Anne-Sophie Stamane
Indépendance des médecinsLes étudiants en médecine peu protégés de l’influence des laboratoires
Sur le modèle d’un palmarès similaire réalisé aux États-Unis, des membres de l’association pour une formation et une information médicale indépendante (Formindep) ont classé les facultés de médecine françaises en fonction de leur action pour préserver les étudiants des laboratoires. Les résultats sont consternants.

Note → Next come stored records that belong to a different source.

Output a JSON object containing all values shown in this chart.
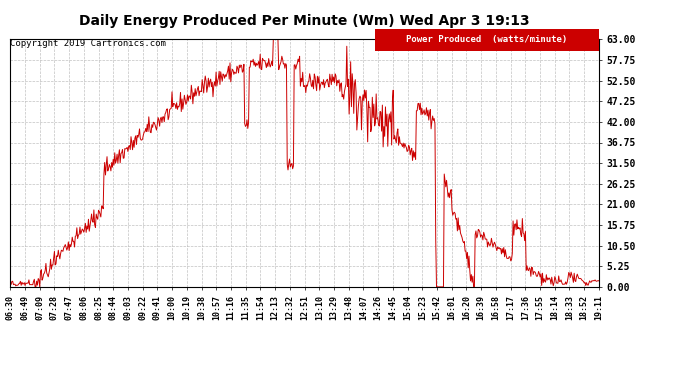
{
  "title": "Daily Energy Produced Per Minute (Wm) Wed Apr 3 19:13",
  "copyright": "Copyright 2019 Cartronics.com",
  "legend_label": "Power Produced  (watts/minute)",
  "legend_bg": "#cc0000",
  "legend_text_color": "#ffffff",
  "line_color": "#cc0000",
  "bg_color": "#ffffff",
  "plot_bg_color": "#ffffff",
  "grid_color": "#bbbbbb",
  "title_color": "#000000",
  "yticks": [
    0.0,
    5.25,
    10.5,
    15.75,
    21.0,
    26.25,
    31.5,
    36.75,
    42.0,
    47.25,
    52.5,
    57.75,
    63.0
  ],
  "xtick_labels": [
    "06:30",
    "06:49",
    "07:09",
    "07:28",
    "07:47",
    "08:06",
    "08:25",
    "08:44",
    "09:03",
    "09:22",
    "09:41",
    "10:00",
    "10:19",
    "10:38",
    "10:57",
    "11:16",
    "11:35",
    "11:54",
    "12:13",
    "12:32",
    "12:51",
    "13:10",
    "13:29",
    "13:48",
    "14:07",
    "14:26",
    "14:45",
    "15:04",
    "15:23",
    "15:42",
    "16:01",
    "16:20",
    "16:39",
    "16:58",
    "17:17",
    "17:36",
    "17:55",
    "18:14",
    "18:33",
    "18:52",
    "19:11"
  ],
  "ymin": 0.0,
  "ymax": 63.0,
  "figwidth": 6.9,
  "figheight": 3.75,
  "dpi": 100
}
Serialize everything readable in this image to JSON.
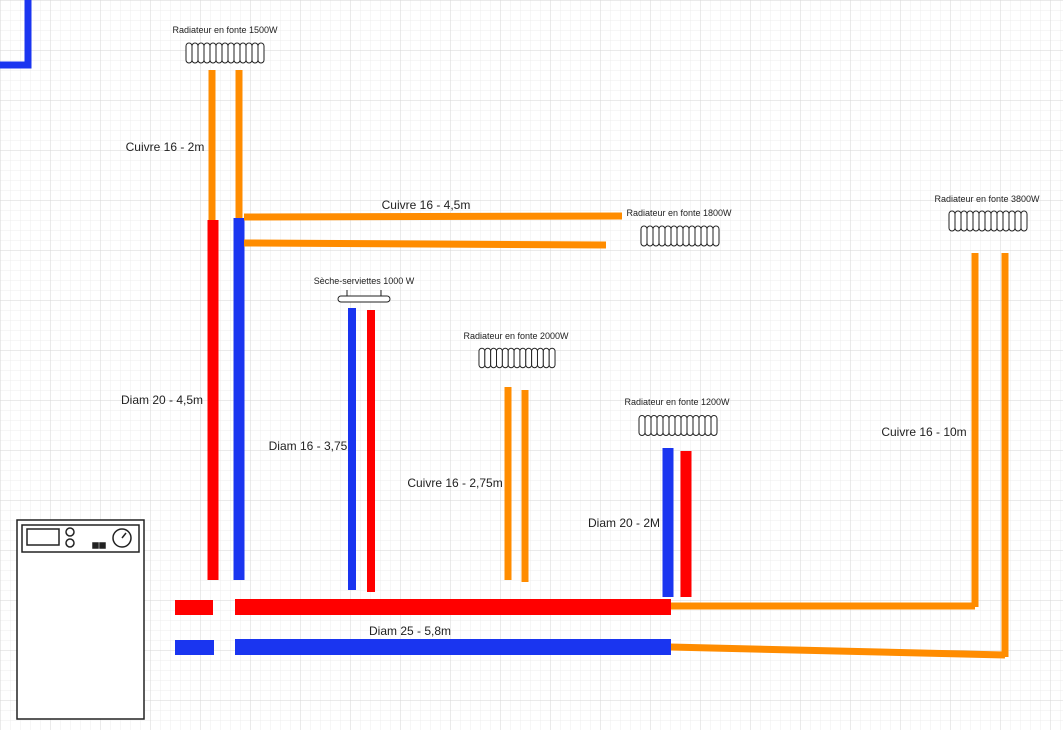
{
  "radiators": [
    {
      "label": "Radiateur en fonte 1500W"
    },
    {
      "label": "Radiateur en fonte 1800W"
    },
    {
      "label": "Radiateur en fonte 3800W"
    },
    {
      "label": "Sèche-serviettes 1000 W"
    },
    {
      "label": "Radiateur en fonte 2000W"
    },
    {
      "label": "Radiateur en fonte 1200W"
    }
  ],
  "pipes": [
    {
      "label": "Cuivre 16 - 2m"
    },
    {
      "label": "Cuivre 16 - 4,5m"
    },
    {
      "label": "Diam 20 - 4,5m"
    },
    {
      "label": "Diam 16 - 3,75"
    },
    {
      "label": "Cuivre 16 - 2,75m"
    },
    {
      "label": "Diam 20 - 2M"
    },
    {
      "label": "Cuivre 16 - 10m"
    },
    {
      "label": "Diam 25 - 5,8m"
    }
  ]
}
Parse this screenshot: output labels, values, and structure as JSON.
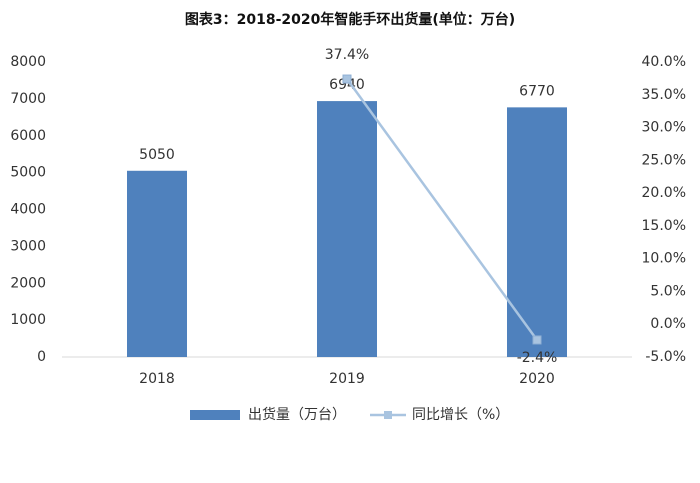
{
  "chart_data": {
    "type": "bar",
    "title": "图表3：2018-2020年智能手环出货量(单位：万台)",
    "categories": [
      "2018",
      "2019",
      "2020"
    ],
    "series": [
      {
        "name": "出货量（万台）",
        "type": "bar",
        "color": "#4f81bd",
        "values": [
          5050,
          6940,
          6770
        ]
      },
      {
        "name": "同比增长（%）",
        "type": "line",
        "axis": "y2",
        "color": "#a9c4e0",
        "values": [
          null,
          37.4,
          -2.4
        ],
        "value_labels": [
          null,
          "37.4%",
          "-2.4%"
        ]
      }
    ],
    "ylim": [
      0,
      8000
    ],
    "yticks": [
      0,
      1000,
      2000,
      3000,
      4000,
      5000,
      6000,
      7000,
      8000
    ],
    "y2lim": [
      -5,
      40
    ],
    "y2ticks": [
      {
        "value": -5,
        "label": "-5.0%"
      },
      {
        "value": 0,
        "label": "0.0%"
      },
      {
        "value": 5,
        "label": "5.0%"
      },
      {
        "value": 10,
        "label": "10.0%"
      },
      {
        "value": 15,
        "label": "15.0%"
      },
      {
        "value": 20,
        "label": "20.0%"
      },
      {
        "value": 25,
        "label": "25.0%"
      },
      {
        "value": 30,
        "label": "30.0%"
      },
      {
        "value": 35,
        "label": "35.0%"
      },
      {
        "value": 40,
        "label": "40.0%"
      }
    ],
    "grid": false
  }
}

Sur les 37 facultés de médecine en France, neuf à peine annoncent avoir amorcé un semblant d’action pour préserver leurs étudiants de l’influence commerciale des laboratoires pharmaceutiques. Encore faut-il tempérer : elles se sont contentées d’introduire dans leurs programmes d’enseignement un cours sur les conflits d’intérêt qu’entraînent les relations avec l’industrie pharmaceutique. Deux seulement, celles de Lyon Est et d’Angers, sont allées un tout petit peu plus loin, mais ne mettent en pratique qu’une ambition très modeste. La première se passe notamment de tout financement privé.
Ce constat affligeant est tiré d’une enquête minutieuse menée par des membres de l’association pour une formation et une information médicale indépendante (Formindep), soutenue par l’Association nationale des étudiants en médecine de France (ANEMF), et publiée lundi dans la revue Internet PlosOne. Sur le modèle d’un palmarès réalisé depuis 2007 aux États-Unis, ils ont voulu classer les facultés de médecine françaises en fonction de leur action pour éviter que les industriels n’approchent de trop près, trop tôt, les futurs médecins. Leur travail s’est arrêté au seuil des Centres hospitaliers universitaires (CHU), où les futurs médecins poursuivent leur formation à partir de l’internat : les laboratoires y sont toutefois très présents aussi, nourrissant régulièrement les internes, organisant des réunions d’informations, fournissant des fascicules, etc.
Concrètement, les auteurs ont d’abord cherché sur le site Internet de chaque faculté de médecine la trace d’une politique vis-à-vis des laboratoires pharmaceutiques, avant d’envoyer aux doyens un questionnaire par lettre recommandée. 13 critères étaient retenus, par exemple l’interdiction des cadeaux, le refus du financement privé par l’industrie, la possibilité pour les firmes d’organiser des événements au sein de la faculté, la transparence des liens d’intérêt des enseignants, l’autorisation ou non pour les profs de rencontrer les représentants commerciaux, etc.
Un classement qui sera mis à jour l’année prochaine
Seules 3 facultés ont daigné répondre, et pas toujours favorablement, les autres ayant tout simplement ignoré le questionnaire. Les auteurs n’ont pourtant pas ménagé leurs efforts pour obtenir une réponse : ils ont relancé à cinq reprises les doyens qui ne réagissaient pas à leurs sollicitations, leur laissant plusieurs occasions de rebondir. Difficile donc de déterminer précisément leur attitude vis-à-vis des laboratoires, les informations ayant été finalement glanées par contacts personnels, mais leur silence laisse deviner tout le désintérêt porté à la problématique des conflits d’intérêt.
Mais l’espoir est permis : aux États-Unis, la première édition du classement des facultés de médecine par l’association des étudiants en médecine avait également montré une très faible mobilisation contre les liens d’intérêt. Depuis, les choses ont évolué : les deux tiers des écoles affichent désormais un score élevé. En 2013, une étude a établi que les médecins sortant des cursus les plus vertueux avaient de meilleures pratiques de prescription. Espérons qu’un tel mouvement pourra être amorcé en France. Réponse l’année prochaine, puisque le classement sera mis à jour.